Тем вечером я специально прошел мимо Каса Колорады. Железные ворота были заперты, а некоторые из их прутьев – погнуты. То, что некогда было садом, теперь сплошь заросло сорняками. Берега неглубокого рва справа были все истоптаны.
Оставалось сделать еще один шаг, но я день за днем откладывал его – не потому что считал напрасной тратой времени, а потому что он приближал меня к неизбежному, к самому последнему из шагов.

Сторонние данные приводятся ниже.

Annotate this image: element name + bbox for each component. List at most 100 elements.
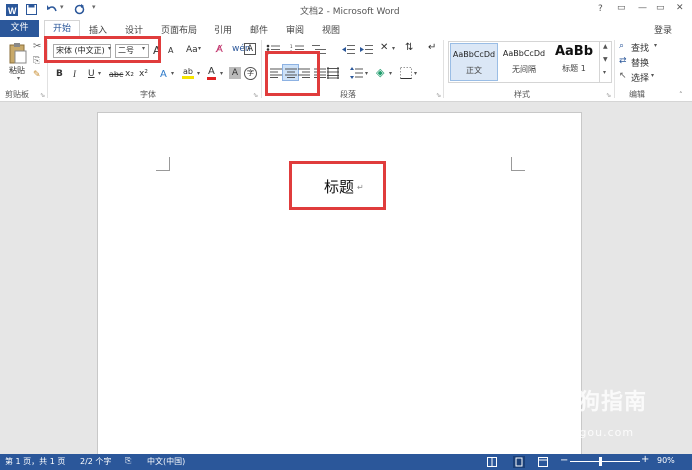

Наконец, не питая никаких особых надежд, я отправился в Глев. Плотник Мариани оказался крепким, румяным итальянцем, простым и сердечным – и уже довольно преклонных лет. Одного взгляда на него оказалось довольно, чтобы выкинуть из головы все военные хитрости, которые я заготовил прошлой ночью. Я просто протянул ему свою карточку, которую он торжественно зачитал по складам, почтительно запнувшись на «кандидате наук». Я честно сказал, что интересуюсь мебелью, которую он изготовил для дома в Турдере, который некогда принадлежал моему дядюшке. Он начал рассказывать и рассказывал долго. Даже не стану пытаться перевести на понятный язык этот поток слов и жестов… Среди прочего он сообщил мне, что почитает главной своей обязанностью удовлетворять любые требования клиента, сколь бы дикими они ни казались, а потому выполнил всю работу буквально, по-заказанному. Порывшись в ящиках секретера, он продемонстрировал мне несколько документов, в которых я ни черта не понял; все были подписаны неуловимым Преториусом. (Не иначе как Мариани принял меня за адвоката.) Прощаясь, он сказал, что даже за все золото мира ноги его больше не будет в Турдере, не говоря уже о том чертовом доме. Нет, добавил он, конечно, клиент – это дело святое, но, по его скромному мнению, это сеньор Преториус совсем рехнутый. После этого он немедленно умолк, видимо, в раскаянии, и мне больше не удалось вытянуть из него ни слова. Я, в принципе, на что-то подобное и рассчитывал, но одно дело рассчитывать, и совсем другое – глядеть, как оно действительно происходит. Раз за разом я говорил себе, что совершенно не стремлюсь разгадать эту загадку и что вообще-то единственная настоящая загадка здесь – время, безупречное стечение прошлого, настоящего и будущего, «всегда» и «никогда». Впрочем, подобные размышления все равно ни к чему не вели: просиживая вечера напролет за Шопенгауэром[49] и Ройсом,[50] я потом каждую ночь все равно отправлялся кружить по грязным дорогам вокруг Каса Колорады. Иногда на втором этаже мне виделся проблеск очень белого света; иной раз я, кажется, слышал стон. Вот так я и развлекался вплоть до девятнадцатого января.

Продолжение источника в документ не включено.